The Case Against New York City’s Pay-to-Play Reforms

February 15, 2008

Earlier this week, the long expected challenge to New York City’s recent campaign finance law amendments was filed in the U.S. District Court for the Southern District of New York. Ognibene v. Schwarz includes free speech, equal protection and Voting Rights Act challenges to the “doing business” contribution limits and other elements of NYC's campaign finance and lobbying laws. The plaintiffs include candidates, political parties, potential contributors, business owners, lobbyists, limited liability companies, and voters. One count of the complaint maintains that the doing business contribution limits unconstitutionally burden the First Amendment rights of the family members and employees of lobbyists. Is this true? In brief (and without the citations), the doing business limits apply to every “lobbyist,” as that term is defined in the NYC lobbying law: “every person or organization retained, employed or designated by any client to engage in lobbying.” But neither the lobbying law nor the campaign finance law extend these contribution limits to contributions by the spouse, domestic partner or unemancipated children of the lobbyist. Nor do these contribution limits cover any of the lobbyist’s employees, or their spouses, domestic partners or children. These persons may be treated as lobbyists under the Campaign Finance Act, but only for the purpose of defining their political contributions as not matchable with public funds – which is a separate cause for complaint in the lawsuit. Rather than limiting family member contributions, the law directs the Mayor, City Council, and Campaign Finance Board to form a task force to study the feasibility of subjecting spouses, domestic partners and unemancipated children to the doing business contribution limits.
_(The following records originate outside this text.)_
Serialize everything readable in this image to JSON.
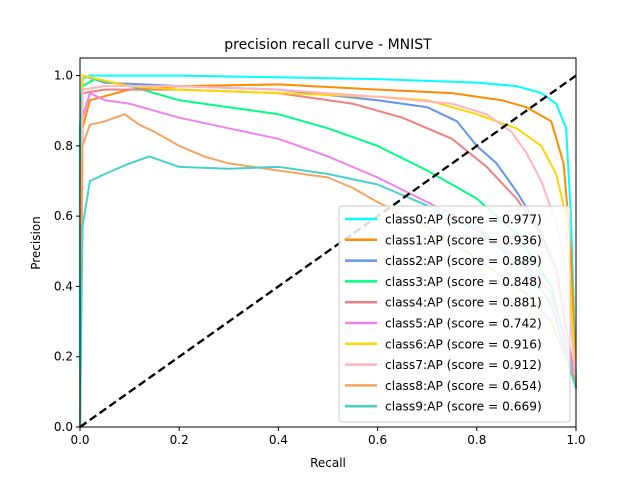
{
  "chart_data": {
    "type": "line",
    "title": "precision recall curve - MNIST",
    "xlabel": "Recall",
    "ylabel": "Precision",
    "xlim": [
      0.0,
      1.0
    ],
    "ylim": [
      0.0,
      1.05
    ],
    "xticks": [
      "0.0",
      "0.2",
      "0.4",
      "0.6",
      "0.8",
      "1.0"
    ],
    "yticks": [
      "0.0",
      "0.2",
      "0.4",
      "0.6",
      "0.8",
      "1.0"
    ],
    "grid": false,
    "legend_position": "lower right",
    "diagonal": {
      "style": "dashed",
      "color": "#000000",
      "points": [
        [
          0,
          0
        ],
        [
          1,
          1
        ]
      ]
    },
    "series": [
      {
        "name": "class0:AP (score = 0.977)",
        "color": "#00FFFF",
        "points": [
          [
            0.0,
            0.0
          ],
          [
            0.0,
            0.85
          ],
          [
            0.005,
            0.99
          ],
          [
            0.02,
            1.0
          ],
          [
            0.2,
            1.0
          ],
          [
            0.4,
            0.995
          ],
          [
            0.6,
            0.99
          ],
          [
            0.8,
            0.98
          ],
          [
            0.88,
            0.97
          ],
          [
            0.93,
            0.95
          ],
          [
            0.96,
            0.92
          ],
          [
            0.98,
            0.85
          ],
          [
            0.99,
            0.6
          ],
          [
            1.0,
            0.13
          ]
        ]
      },
      {
        "name": "class1:AP (score = 0.936)",
        "color": "#FF8C00",
        "points": [
          [
            0.0,
            0.0
          ],
          [
            0.005,
            0.85
          ],
          [
            0.02,
            0.93
          ],
          [
            0.1,
            0.96
          ],
          [
            0.2,
            0.97
          ],
          [
            0.4,
            0.975
          ],
          [
            0.6,
            0.96
          ],
          [
            0.75,
            0.95
          ],
          [
            0.85,
            0.93
          ],
          [
            0.9,
            0.91
          ],
          [
            0.95,
            0.87
          ],
          [
            0.975,
            0.75
          ],
          [
            0.99,
            0.5
          ],
          [
            1.0,
            0.11
          ]
        ]
      },
      {
        "name": "class2:AP (score = 0.889)",
        "color": "#6495ED",
        "points": [
          [
            0.0,
            0.0
          ],
          [
            0.005,
            1.0
          ],
          [
            0.05,
            0.98
          ],
          [
            0.2,
            0.97
          ],
          [
            0.4,
            0.96
          ],
          [
            0.6,
            0.93
          ],
          [
            0.7,
            0.91
          ],
          [
            0.76,
            0.87
          ],
          [
            0.8,
            0.8
          ],
          [
            0.84,
            0.75
          ],
          [
            0.88,
            0.67
          ],
          [
            0.92,
            0.58
          ],
          [
            0.96,
            0.45
          ],
          [
            1.0,
            0.11
          ]
        ]
      },
      {
        "name": "class3:AP (score = 0.848)",
        "color": "#00FF7F",
        "points": [
          [
            0.0,
            0.0
          ],
          [
            0.005,
            0.97
          ],
          [
            0.03,
            0.99
          ],
          [
            0.1,
            0.97
          ],
          [
            0.2,
            0.93
          ],
          [
            0.3,
            0.91
          ],
          [
            0.4,
            0.89
          ],
          [
            0.5,
            0.85
          ],
          [
            0.6,
            0.8
          ],
          [
            0.7,
            0.73
          ],
          [
            0.8,
            0.65
          ],
          [
            0.88,
            0.55
          ],
          [
            0.95,
            0.4
          ],
          [
            1.0,
            0.12
          ]
        ]
      },
      {
        "name": "class4:AP (score = 0.881)",
        "color": "#F08080",
        "points": [
          [
            0.0,
            0.0
          ],
          [
            0.005,
            0.95
          ],
          [
            0.05,
            0.96
          ],
          [
            0.2,
            0.96
          ],
          [
            0.4,
            0.95
          ],
          [
            0.55,
            0.92
          ],
          [
            0.65,
            0.88
          ],
          [
            0.75,
            0.82
          ],
          [
            0.82,
            0.74
          ],
          [
            0.88,
            0.65
          ],
          [
            0.92,
            0.57
          ],
          [
            0.96,
            0.45
          ],
          [
            1.0,
            0.12
          ]
        ]
      },
      {
        "name": "class5:AP (score = 0.742)",
        "color": "#EE82EE",
        "points": [
          [
            0.0,
            0.0
          ],
          [
            0.005,
            0.88
          ],
          [
            0.02,
            0.95
          ],
          [
            0.05,
            0.93
          ],
          [
            0.1,
            0.92
          ],
          [
            0.2,
            0.88
          ],
          [
            0.3,
            0.85
          ],
          [
            0.4,
            0.82
          ],
          [
            0.5,
            0.77
          ],
          [
            0.6,
            0.71
          ],
          [
            0.7,
            0.64
          ],
          [
            0.8,
            0.57
          ],
          [
            0.9,
            0.46
          ],
          [
            0.95,
            0.38
          ],
          [
            1.0,
            0.14
          ]
        ]
      },
      {
        "name": "class6:AP (score = 0.916)",
        "color": "#FFD700",
        "points": [
          [
            0.0,
            0.0
          ],
          [
            0.005,
            1.0
          ],
          [
            0.1,
            0.97
          ],
          [
            0.2,
            0.96
          ],
          [
            0.4,
            0.95
          ],
          [
            0.6,
            0.94
          ],
          [
            0.7,
            0.93
          ],
          [
            0.8,
            0.89
          ],
          [
            0.88,
            0.85
          ],
          [
            0.93,
            0.8
          ],
          [
            0.96,
            0.72
          ],
          [
            0.98,
            0.6
          ],
          [
            1.0,
            0.12
          ]
        ]
      },
      {
        "name": "class7:AP (score = 0.912)",
        "color": "#FFB6C1",
        "points": [
          [
            0.0,
            0.0
          ],
          [
            0.005,
            0.96
          ],
          [
            0.05,
            0.97
          ],
          [
            0.2,
            0.97
          ],
          [
            0.4,
            0.96
          ],
          [
            0.6,
            0.94
          ],
          [
            0.75,
            0.92
          ],
          [
            0.82,
            0.89
          ],
          [
            0.87,
            0.84
          ],
          [
            0.9,
            0.78
          ],
          [
            0.93,
            0.7
          ],
          [
            0.96,
            0.58
          ],
          [
            0.98,
            0.45
          ],
          [
            1.0,
            0.12
          ]
        ]
      },
      {
        "name": "class8:AP (score = 0.654)",
        "color": "#F4A460",
        "points": [
          [
            0.0,
            0.0
          ],
          [
            0.005,
            0.8
          ],
          [
            0.02,
            0.86
          ],
          [
            0.05,
            0.87
          ],
          [
            0.09,
            0.89
          ],
          [
            0.12,
            0.86
          ],
          [
            0.15,
            0.84
          ],
          [
            0.2,
            0.8
          ],
          [
            0.25,
            0.77
          ],
          [
            0.3,
            0.75
          ],
          [
            0.4,
            0.73
          ],
          [
            0.5,
            0.71
          ],
          [
            0.55,
            0.68
          ],
          [
            0.6,
            0.64
          ],
          [
            0.7,
            0.57
          ],
          [
            0.8,
            0.48
          ],
          [
            0.9,
            0.38
          ],
          [
            0.95,
            0.3
          ],
          [
            1.0,
            0.13
          ]
        ]
      },
      {
        "name": "class9:AP (score = 0.669)",
        "color": "#48D1CC",
        "points": [
          [
            0.0,
            0.0
          ],
          [
            0.005,
            0.57
          ],
          [
            0.02,
            0.7
          ],
          [
            0.05,
            0.72
          ],
          [
            0.1,
            0.75
          ],
          [
            0.14,
            0.77
          ],
          [
            0.2,
            0.74
          ],
          [
            0.3,
            0.735
          ],
          [
            0.4,
            0.74
          ],
          [
            0.5,
            0.72
          ],
          [
            0.6,
            0.69
          ],
          [
            0.7,
            0.63
          ],
          [
            0.8,
            0.56
          ],
          [
            0.9,
            0.45
          ],
          [
            0.95,
            0.35
          ],
          [
            1.0,
            0.11
          ]
        ]
      }
    ]
  }
}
So right now it is a bit premature for the complaint to maintain that the doing business contribution limits reach “even the speech and associational rights of such people as far removed from business dealings with the City as a secretary of a lobbyist, the spouse of an employee of a lobbyist, and the unemancipated child of the spouse of an employee of a registered lobbyist.” While other elements of the law arguably have this effect, the current law's contribution limits simply do not.